Perhaps the most serious objection to Kaup-Roberts’s narrative is the way he downplays the seriousness of an obstetric fistula. Because these injuries are almost completely unknown in industrialized, high-income countries today, it is easy to dismiss them as mere historical curiosities. But some 2 million women in the poor countries of Africa and Asia are living with these frightful injuries today, with tens of thousands of new cases occurring each year. That most of these fistulas could now be repaired if adequate political will and surgical resources were devoted to this task, is largely due to the achievements of J. Marion Sims and his successors [4].
1. JC Warren, “Dr. Warren’s valedictory address,” Boston Med Surg J 1850;42:407-413.
2. G Hayward, “Case of vesico-vaginal fistula, successfully treated by an operation,” Am J Med Sci 1839;24:283-288.
3. JY Simpson, “Clinical lectures on diseases of women 2: Vesico-vaginal fistula,” Med Times Gazette 1859;18(n.s.):25-30.

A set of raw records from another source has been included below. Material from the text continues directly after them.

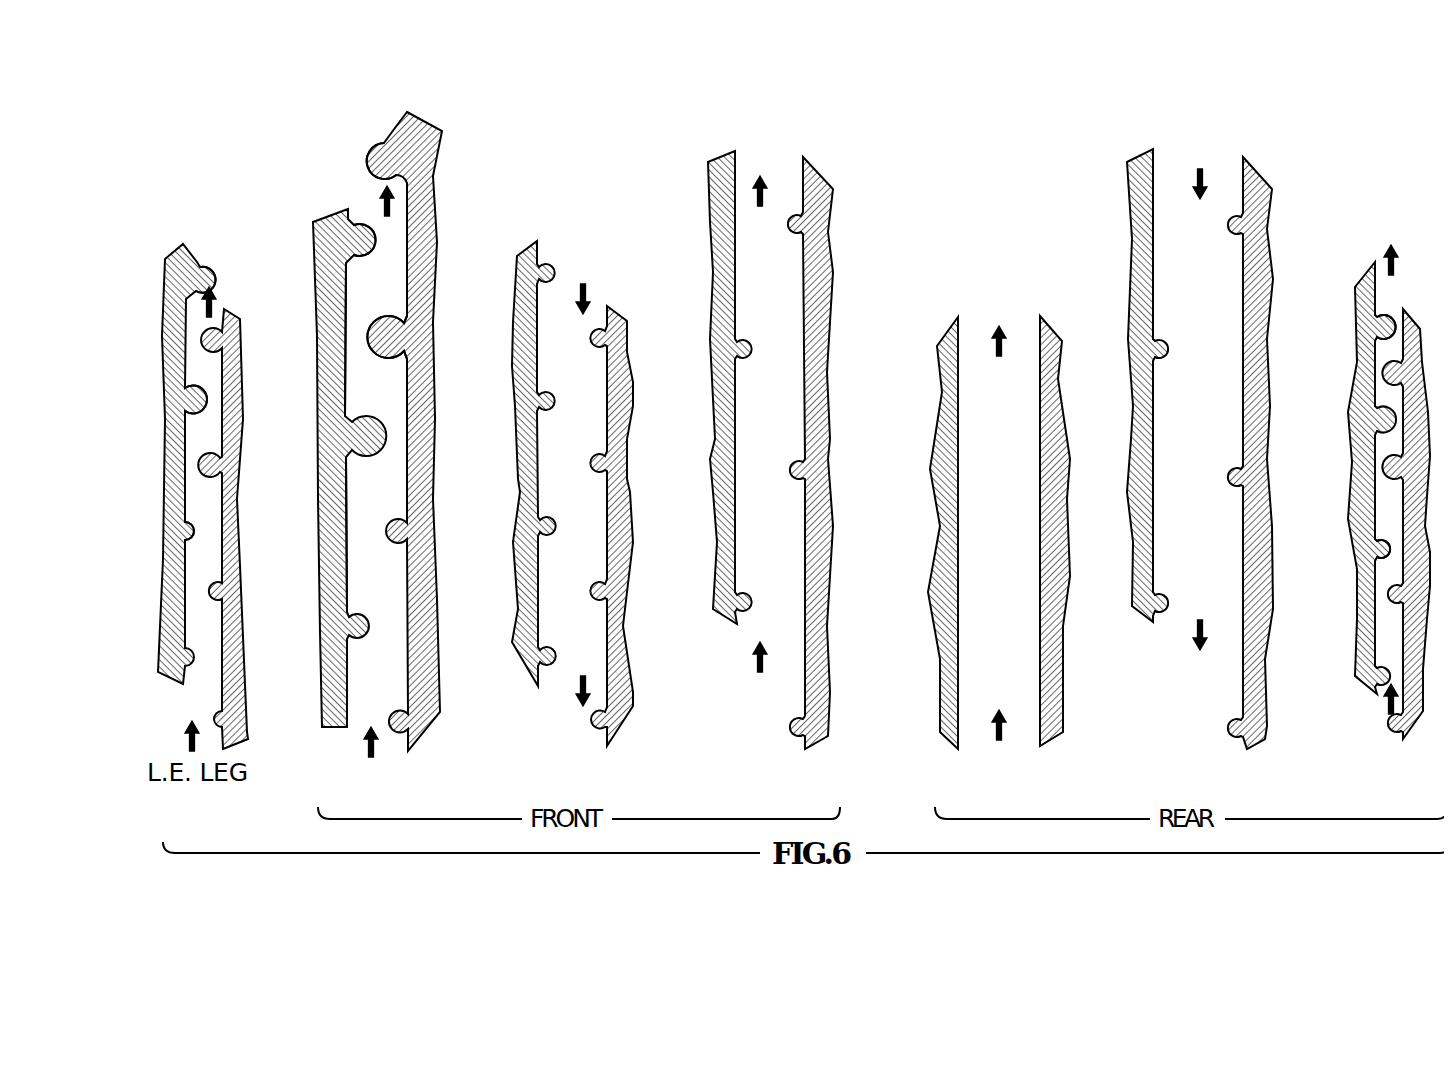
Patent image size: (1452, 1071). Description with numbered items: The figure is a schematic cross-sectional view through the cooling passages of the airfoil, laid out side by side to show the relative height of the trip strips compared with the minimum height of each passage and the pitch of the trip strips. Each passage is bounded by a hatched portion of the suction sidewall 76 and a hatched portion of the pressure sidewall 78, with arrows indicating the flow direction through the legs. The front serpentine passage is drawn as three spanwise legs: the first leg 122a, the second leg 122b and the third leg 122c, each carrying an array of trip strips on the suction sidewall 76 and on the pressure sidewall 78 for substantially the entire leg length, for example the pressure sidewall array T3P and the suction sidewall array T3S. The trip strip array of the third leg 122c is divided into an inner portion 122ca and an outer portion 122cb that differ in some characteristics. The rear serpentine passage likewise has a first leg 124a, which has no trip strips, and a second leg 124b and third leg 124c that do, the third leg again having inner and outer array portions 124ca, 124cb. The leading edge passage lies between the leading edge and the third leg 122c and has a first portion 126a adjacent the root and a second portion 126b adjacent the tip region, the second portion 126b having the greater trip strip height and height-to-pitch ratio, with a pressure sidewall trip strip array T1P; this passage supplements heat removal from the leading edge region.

The suction sidewall 76 is at (237, 406).
The pressure sidewall 78 is at (175, 445).
The first leg of front serpentine passage 122a is at (797, 545).
The second leg of front serpentine passage 122b is at (600, 632).
The third leg of front serpentine passage 122c is at (388, 385).
The inner portion of trip strip array 122ca is at (353, 600).
The outer portion of trip strip array 122cb is at (352, 305).
The first leg of rear serpentine passage 124a is at (1022, 528).
The second leg of rear serpentine passage 124b is at (1222, 533).
The third leg of rear serpentine passage 124c is at (1390, 638).
The third rear leg portion 124ca is at (1390, 573).
The third rear leg portion 124cb is at (1388, 356).
The first portion of third passage 126a is at (195, 563).
The second portion of third passage 126b is at (192, 376).
The first turn pressure side T1P is at (199, 264).
The array of pressure sidewall trip strips T3P is at (372, 226).
The array of suction sidewall trip strips T3S is at (380, 137).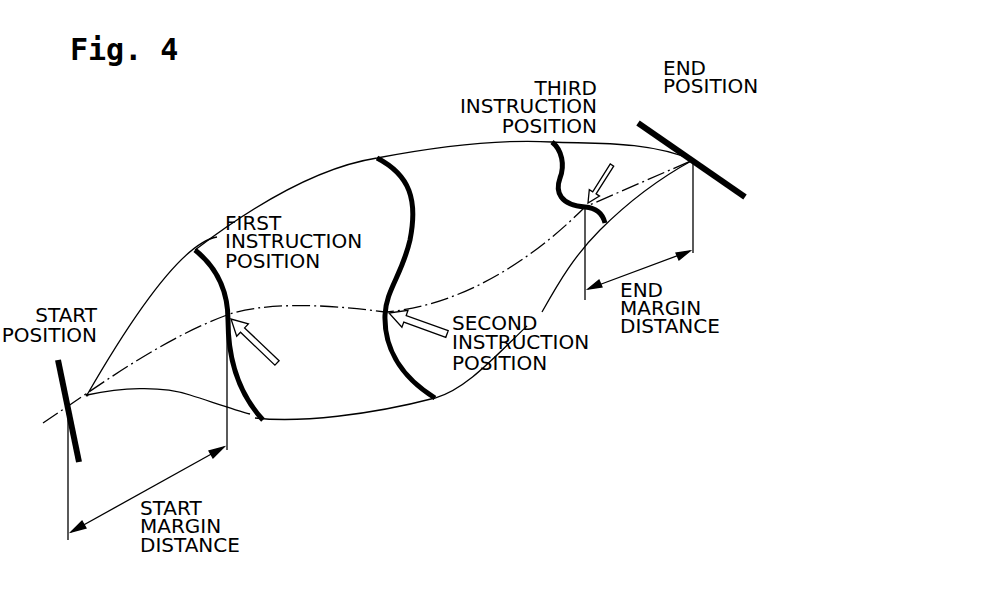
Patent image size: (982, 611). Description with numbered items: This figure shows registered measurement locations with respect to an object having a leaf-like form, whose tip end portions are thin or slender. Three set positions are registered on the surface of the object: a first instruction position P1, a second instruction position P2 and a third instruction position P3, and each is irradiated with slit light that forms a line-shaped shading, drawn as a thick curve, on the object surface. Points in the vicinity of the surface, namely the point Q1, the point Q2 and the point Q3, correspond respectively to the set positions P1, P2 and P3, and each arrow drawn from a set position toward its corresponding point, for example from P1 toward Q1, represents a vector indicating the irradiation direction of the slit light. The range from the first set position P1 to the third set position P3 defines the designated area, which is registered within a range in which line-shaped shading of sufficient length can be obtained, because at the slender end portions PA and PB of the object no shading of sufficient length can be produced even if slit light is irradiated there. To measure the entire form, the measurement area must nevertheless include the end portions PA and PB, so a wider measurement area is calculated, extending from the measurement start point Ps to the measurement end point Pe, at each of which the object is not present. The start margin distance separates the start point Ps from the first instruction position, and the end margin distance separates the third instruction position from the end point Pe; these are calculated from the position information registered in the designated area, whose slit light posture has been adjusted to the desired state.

The measurement start point Ps is at (103, 441).
The end portion of the object PA is at (88, 397).
The point in the vicinity of the object surface Q1 is at (226, 314).
The set position P1 is at (278, 364).
The point in the vicinity of the object surface Q2 is at (384, 311).
The set position P2 is at (447, 336).
The point in the vicinity of the object surface Q3 is at (584, 207).
The set position P3 is at (613, 164).
The measurement end point Pe is at (732, 105).
The end portion of the object PB is at (694, 162).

67. 4. LL Wall, “Obstetric vesicovaginal fistula as an international public health
Problem,” Lancet 2006;368(9542):1201-1209.
Very truly yours,
L. Lewis Wall, MD, DPhil
Selina Okin Kim Conner Professor in Arts and Sciences
Professor of Anthropology
Professor of Obstetrics and Gynecoloy
Washington University in St. Louis
St. Louis, MO, USA
Competing interests: No competing interests
Dear Editor,
I thank the author for bringing to light the work of Sims and the famed Sims speculum developed literally on the backs of enslaved women. I doubt the name will change. Instead, we can do our part: when we are teaching those medical students to use a Sims we should recall the enslaved women who were brutalized and suffered cruelly for its development and instill in them the first and foremost duty as a doctor- first do no harm.

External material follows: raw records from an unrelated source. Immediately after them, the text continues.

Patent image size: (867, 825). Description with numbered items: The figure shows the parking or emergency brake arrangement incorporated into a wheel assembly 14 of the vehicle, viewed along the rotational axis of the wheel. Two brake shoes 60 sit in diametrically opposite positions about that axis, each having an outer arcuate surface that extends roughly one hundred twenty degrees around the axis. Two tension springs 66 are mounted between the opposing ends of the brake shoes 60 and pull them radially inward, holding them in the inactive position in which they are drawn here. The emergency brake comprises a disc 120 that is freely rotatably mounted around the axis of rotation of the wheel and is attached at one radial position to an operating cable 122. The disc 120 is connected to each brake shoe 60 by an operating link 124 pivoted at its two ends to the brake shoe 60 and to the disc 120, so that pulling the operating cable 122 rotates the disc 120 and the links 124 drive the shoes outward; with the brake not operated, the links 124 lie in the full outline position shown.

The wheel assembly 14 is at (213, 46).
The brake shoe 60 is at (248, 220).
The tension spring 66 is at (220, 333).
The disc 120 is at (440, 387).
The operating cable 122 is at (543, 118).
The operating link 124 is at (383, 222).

Competing interests: No competing interests
Re: Out of the shadows: the legacy of racism in obstetrics and gynaecology
Dear Editor
There is no doubt that by our standards Sims was racist. Interpreting that out of context is difficult. Aside from slaves, women, children and in UK society lower class men were all regarded as inferior to wealthy or noble men and subject to their paternalistic governance. In theory this was benign. In practice as many well understood it was not. In the context of his time Sims’ work was likely seen as beneficial probably both to mankind and to the individuals. The lack of anaesthesia does not stand out really as a lot of surgery was done without anaesthesia at that time and of necessity restraint was the norm. Scrutinising the careers of most doctors at that time would likely expose things which today we would not accept such as Jenner’s use of a child to test his vaccine.

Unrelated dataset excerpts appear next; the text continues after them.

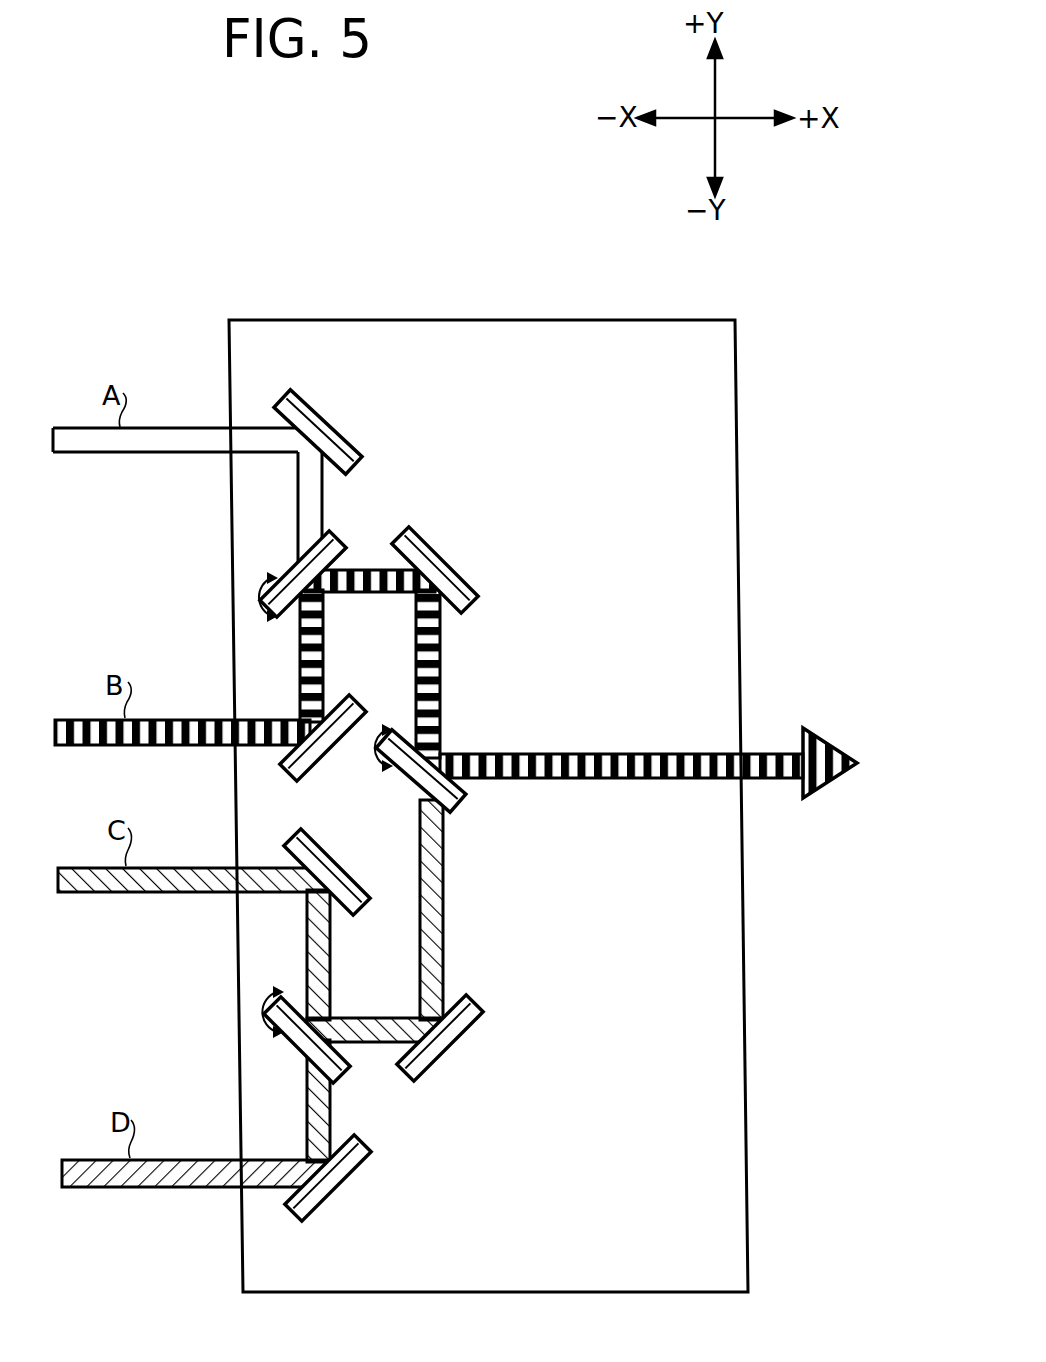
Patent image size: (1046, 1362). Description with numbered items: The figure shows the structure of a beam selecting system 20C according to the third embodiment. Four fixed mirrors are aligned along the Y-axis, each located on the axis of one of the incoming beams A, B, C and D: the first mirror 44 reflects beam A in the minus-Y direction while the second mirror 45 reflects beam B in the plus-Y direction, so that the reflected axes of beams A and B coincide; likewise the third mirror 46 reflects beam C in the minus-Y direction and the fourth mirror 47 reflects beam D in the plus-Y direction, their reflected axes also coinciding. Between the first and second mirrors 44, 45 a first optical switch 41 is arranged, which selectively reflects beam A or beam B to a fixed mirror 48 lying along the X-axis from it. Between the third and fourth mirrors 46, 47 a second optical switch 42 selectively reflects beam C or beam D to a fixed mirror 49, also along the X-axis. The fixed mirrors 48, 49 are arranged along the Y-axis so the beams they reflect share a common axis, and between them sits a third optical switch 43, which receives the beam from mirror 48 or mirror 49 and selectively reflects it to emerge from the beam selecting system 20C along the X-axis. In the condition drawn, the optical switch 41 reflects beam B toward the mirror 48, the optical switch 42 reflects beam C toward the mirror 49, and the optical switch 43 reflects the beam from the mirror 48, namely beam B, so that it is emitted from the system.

The beam selecting system 20C is at (455, 264).
The first optical switch 41 is at (295, 573).
The second optical switch 42 is at (307, 1042).
The third optical switch 43 is at (410, 777).
The first fixed mirror 44 is at (320, 427).
The second fixed mirror 45 is at (350, 713).
The third fixed mirror 46 is at (347, 880).
The fourth fixed mirror 47 is at (330, 1193).
The fixed mirror 48 is at (437, 563).
The fixed mirror 49 is at (445, 1045).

As Sims was an American it is not really in the gift of the UK Royal College to rename his speculum although they could advise an alternative name.
In the last 20 years or so there has been a lot of retrospective examination of historical facts with an attempt to apply our current ethics to a variety of situations and behaviours. In reality this is of limited value and the best thing is to note the history, accept the facts and learn that we must do better from now on.